El día en que se llevaron a Fengxia, me había echado la azada al hombro para ir al campo a trabajar, y ella cogió inmediatamente su cesta y la hoz para ir conmigo. Desde hacía años, Fengxia me acompañaba y, mientras yo trabajaba la tierra, ella segaba hierba, yo ya estaba acostumbrado. Ese día, al ver que venía conmigo, la aparté y le dije que volviera a casa. Ella me miró con los ojos muy abiertos. Solté la azada y la llevé hasta casa, le quité la hoz y la cesta de las manos y las tiré a una esquina. Ella seguía mirándome fijamente. No sabía que la íbamos a entregar a otra familia. Cuando Jiazhen la cambió y le puso un vestido de color rosa, ella paró de mirarme y se dejó vestir, cabizbaja. Era el mismo vestido que había llevado Jiazhen años atrás, arreglado. Mientras Jiazhen le abrochaba los botones, sus lágrimas iban cayéndole en las rodillas. Fengxia sabía que tenía que irse. Cogí la azada y salí.
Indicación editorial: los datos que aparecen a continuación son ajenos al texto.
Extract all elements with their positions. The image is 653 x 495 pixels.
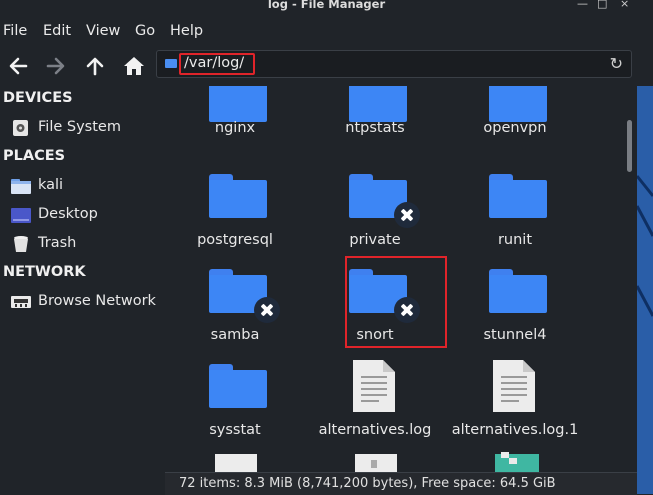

– Voy al campo -dije a Jiazhen al llegar a la puerta-. Cuando vengan a buscarla, que se la lleven y ya está, que no venga a verme.
Ya en el bancal, trabajando con la azada, me parecía que no me llegaba la energía. Y es que estaba sin ánimo. Miré a mi alrededor, sin ver a Fengxia allí, segando hierba, y sentí un vacío dentro de mí. Al pensar que a partir de entonces ya no vería a Fengxia trabajando conmigo, me encontré tan mal que quedé sin pizca de fuerza. En ese momento, vi a Fengxia de pie, sobre el sendero del bancal, de la mano de un hombre de unos cincuenta años. Estaba anegada en lágrimas, y el llanto le sacudía el cuerpo, pero lloraba en silencio. De vez en cuando, levantaba un brazo para secarse los ojos, y yo sabía que lo hacía para ver mejor a su padre.